In den USA ist ein völlig anderer Ansatz:
da ist der Einzelne und seine persönliche Verantwortung im Vordergrund, nicht die gemeinschaftliche staatliche oder öffentliche Fürsorge.
Das freiwillige (atruistisch motivierte) Engagement von Einzelpersonen und Personengemeinschaften tritt an die Stelle der Staatsfürsorge.
Dieses angelsächsiche System ist wirtschaftlich hocheffizient, für die "Verlierer" im Wirtschaftswettbewerb (die z.T. von Anfang an kaum Chancen haben) aber äusserst unsozial.
Das skandinavische System ist deutlich sozialer, aber deshalb nicht weniger effizient.

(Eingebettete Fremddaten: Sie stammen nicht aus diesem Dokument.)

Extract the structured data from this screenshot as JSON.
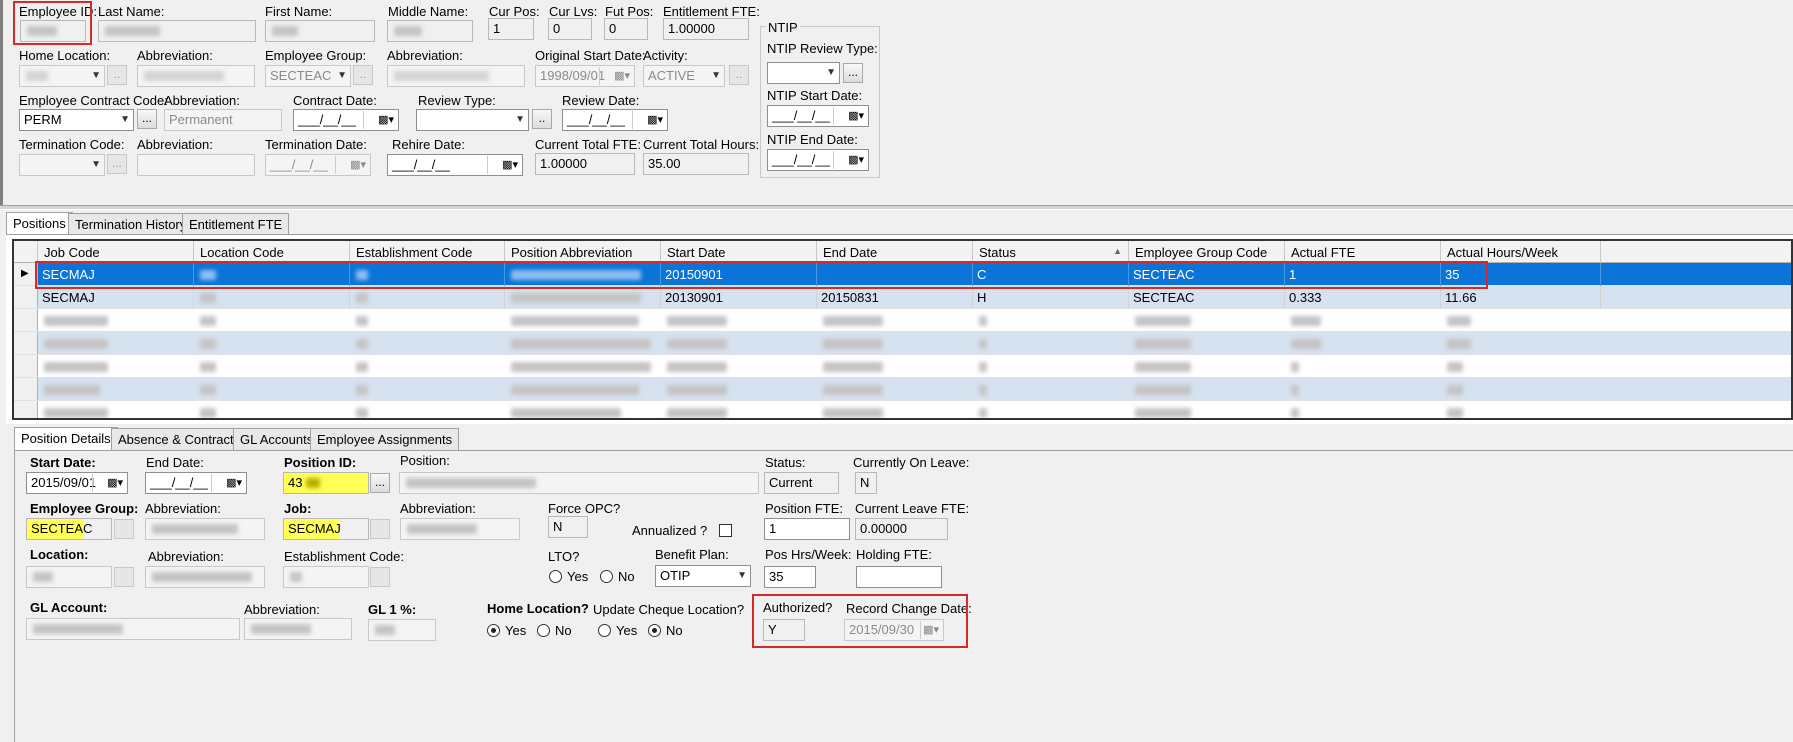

Deutschland war früher mehr dem skandinavischen System zuzuordnen, und ist jetzt diffus irgendwo zwischen beiden Lagern angesiedelt.

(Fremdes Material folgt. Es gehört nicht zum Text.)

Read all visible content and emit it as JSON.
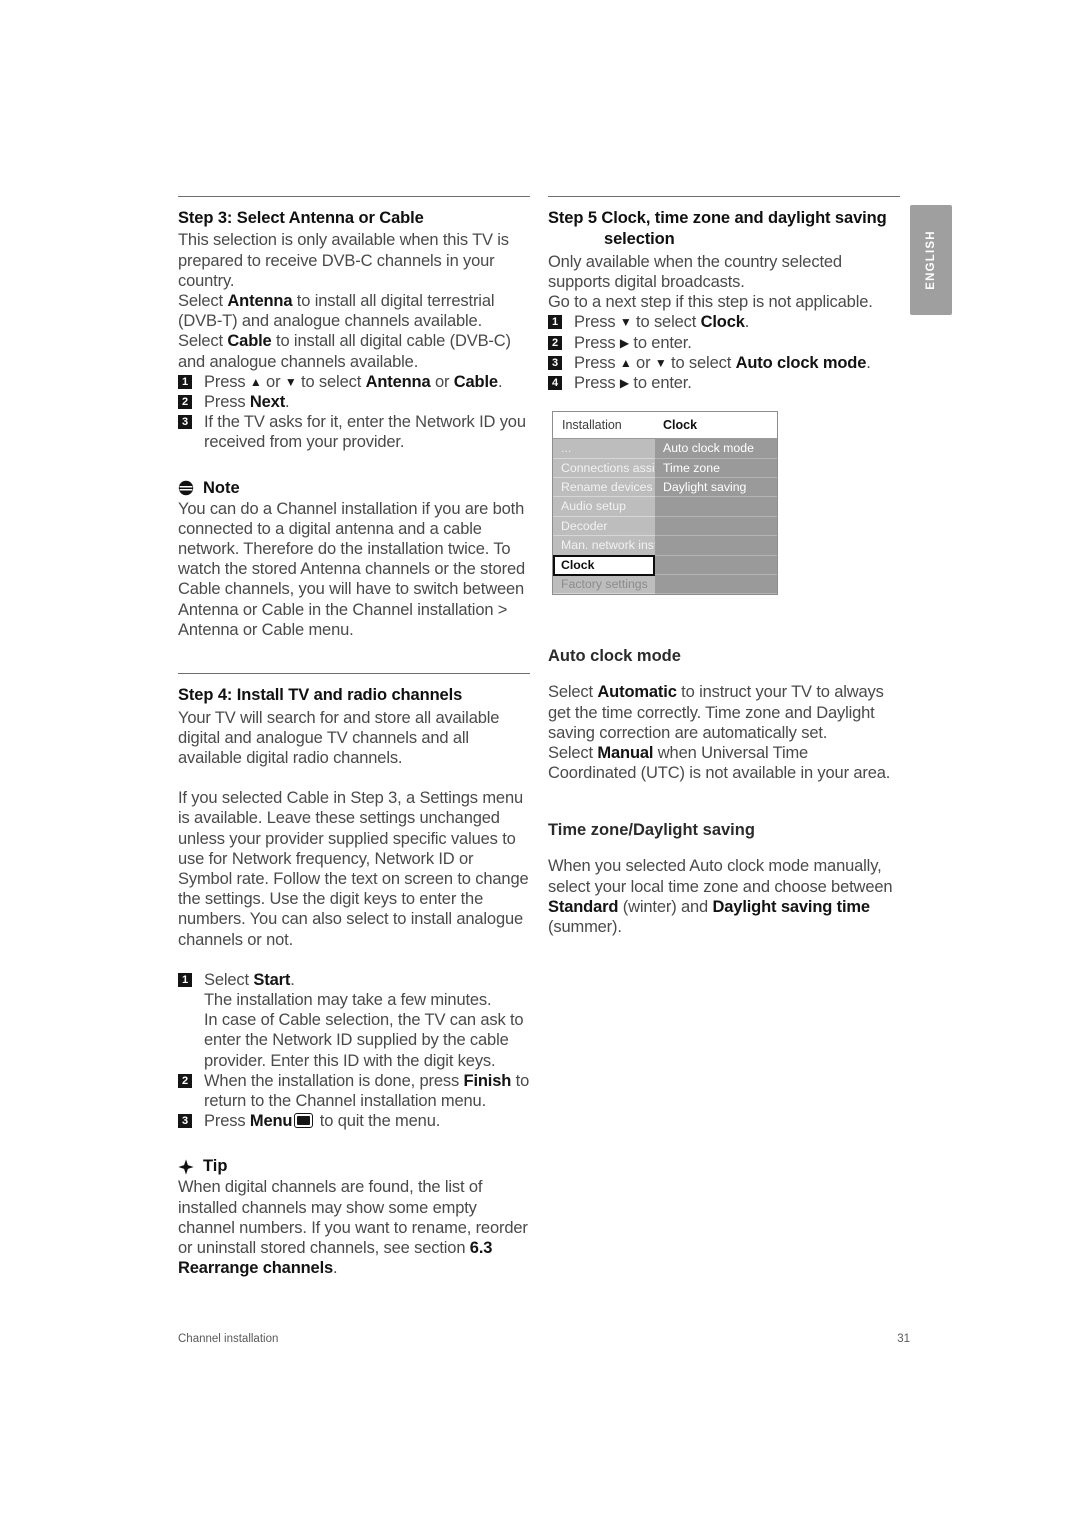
{
  "language_tab": "ENGLISH",
  "footer": {
    "section": "Channel installation",
    "page_number": "31"
  },
  "left_column": {
    "step3": {
      "title": "Step 3:  Select Antenna or Cable",
      "paragraphs": [
        "This selection is only available when this TV is prepared to receive DVB-C channels in your country.",
        "Select Antenna to install all digital terrestrial (DVB-T) and analogue channels available.",
        "Select Cable to install all digital cable (DVB-C) and analogue channels available."
      ],
      "p1": "This selection is only available when this TV is prepared to receive DVB-C channels in your country.",
      "p2_pre": "Select ",
      "p2_bold": "Antenna",
      "p2_post": " to install all digital terrestrial (DVB-T) and analogue channels available.",
      "p3_pre": "Select ",
      "p3_bold": "Cable",
      "p3_post": " to install all digital cable (DVB-C) and analogue channels available.",
      "steps": [
        {
          "num": "1",
          "pre": "Press ",
          "arrow_up": "▲",
          "mid": " or ",
          "arrow_down": "▼",
          "post": " to select ",
          "bold1": "Antenna",
          "join": " or ",
          "bold2": "Cable",
          "end": "."
        },
        {
          "num": "2",
          "pre": "Press ",
          "bold1": "Next",
          "end": "."
        },
        {
          "num": "3",
          "text": "If the TV asks for it, enter the Network ID you received from your provider."
        }
      ]
    },
    "note": {
      "icon": "note-icon",
      "label": "Note",
      "text": "You can do a Channel installation if you are both connected to a digital antenna and a cable network. Therefore do the installation twice. To watch the stored Antenna channels or the stored Cable channels, you will have to switch between Antenna or Cable in the Channel installation > Antenna or Cable menu."
    },
    "step4": {
      "title": "Step 4: Install TV and radio channels",
      "p1": "Your TV will search for and store all available digital and analogue TV channels and all available digital radio channels.",
      "p2": "If you selected Cable in Step 3, a Settings menu is available. Leave these settings unchanged unless your provider supplied specific values to use for Network frequency, Network ID or Symbol rate. Follow the text on screen to change the settings. Use the digit keys to enter the numbers. You can also select to install analogue channels or not.",
      "steps": [
        {
          "num": "1",
          "pre": "Select ",
          "bold1": "Start",
          "end": ".",
          "sub": [
            "The installation may take a few minutes.",
            "In case of Cable selection, the TV can ask to enter the Network ID supplied by the cable provider. Enter this ID with the digit keys."
          ]
        },
        {
          "num": "2",
          "pre": "When the installation is done, press ",
          "bold1": "Finish",
          "end": " to return to the Channel installation menu."
        },
        {
          "num": "3",
          "pre": "Press ",
          "bold1": "Menu",
          "icon": "menu-key-icon",
          "end": " to quit the menu."
        }
      ]
    },
    "tip": {
      "icon": "tip-icon",
      "label": "Tip",
      "text_pre": "When digital channels are found, the list of installed channels may show some empty channel numbers. If you want to rename, reorder or uninstall stored channels, see section ",
      "text_bold": "6.3 Rearrange channels",
      "text_end": "."
    }
  },
  "right_column": {
    "step5": {
      "title_line1": "Step 5  Clock, time zone and daylight saving",
      "title_line2": "selection",
      "p1": "Only available when the country selected supports digital broadcasts.",
      "p2": "Go to a next step if this step is not applicable.",
      "steps": [
        {
          "num": "1",
          "pre": "Press ",
          "arrow_down": "▼",
          "post": " to select ",
          "bold1": "Clock",
          "end": "."
        },
        {
          "num": "2",
          "pre": "Press ",
          "arrow_right": "▶",
          "post": " to enter.",
          "end": ""
        },
        {
          "num": "3",
          "pre": "Press ",
          "arrow_up": "▲",
          "mid": " or ",
          "arrow_down": "▼",
          "post": " to select ",
          "bold1": "Auto clock mode",
          "end": "."
        },
        {
          "num": "4",
          "pre": "Press ",
          "arrow_right": "▶",
          "post": " to enter.",
          "end": ""
        }
      ]
    },
    "tv_menu": {
      "header_left": "Installation",
      "header_right": "Clock",
      "left_items": [
        {
          "label": "...",
          "state": "ellipsis"
        },
        {
          "label": "Connections assist.",
          "state": "normal"
        },
        {
          "label": "Rename devices",
          "state": "normal"
        },
        {
          "label": "Audio setup",
          "state": "normal"
        },
        {
          "label": "Decoder",
          "state": "normal"
        },
        {
          "label": "Man. network inst.",
          "state": "normal"
        },
        {
          "label": "Clock",
          "state": "selected"
        },
        {
          "label": "Factory settings",
          "state": "dim"
        }
      ],
      "right_items": [
        {
          "label": "Auto clock mode",
          "state": "normal"
        },
        {
          "label": "Time zone",
          "state": "normal"
        },
        {
          "label": "Daylight saving",
          "state": "normal"
        },
        {
          "label": "",
          "state": "empty"
        },
        {
          "label": "",
          "state": "empty"
        },
        {
          "label": "",
          "state": "empty"
        },
        {
          "label": "",
          "state": "empty"
        },
        {
          "label": "",
          "state": "empty"
        }
      ]
    },
    "auto_clock": {
      "title": "Auto clock mode",
      "pre1": "Select ",
      "bold1": "Automatic",
      "mid1": " to instruct your TV to always get the time correctly. Time zone and Daylight saving correction are automatically set.",
      "pre2": "Select ",
      "bold2": "Manual",
      "mid2": " when Universal Time Coordinated (UTC) is not available in your area."
    },
    "time_zone": {
      "title": "Time zone/Daylight saving",
      "pre": "When you selected Auto clock mode manually, select your local time zone and choose between ",
      "bold1": "Standard",
      "mid": " (winter) and ",
      "bold2": "Daylight saving time",
      "end": " (summer)."
    }
  },
  "colors": {
    "menu_left_bg": "#bdbdbd",
    "menu_right_bg": "#9a9a9a",
    "lang_tab_bg": "#9f9f9f",
    "body_text": "#4a4a4a",
    "heading_text": "#101010"
  }
}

In den islamischen Ländern gibt es eine religiös motivierte, ethische Verpflichtung, den Armen der Gemeinde durch Spenden zu helfen, wobei diese Spende dann überwiegend religiös gebildeten Organisationen zu Gute kommt. Davon profitieren Organisationen wie die sunnitischen Muslimbrüder oder deren Ableger, die Hamas genauso wie die schiitische Hizbollah mit ihren Sozialeinrichtungen von der religiös begründeten Spendenbereitschaft der Muslime.
Auch in den buddhistischen Ländern gibt es eine hohe Spendenbereitschaft der Gläubigen, die dort vor allem den Klöstern und Mönchen zu Gute kommt.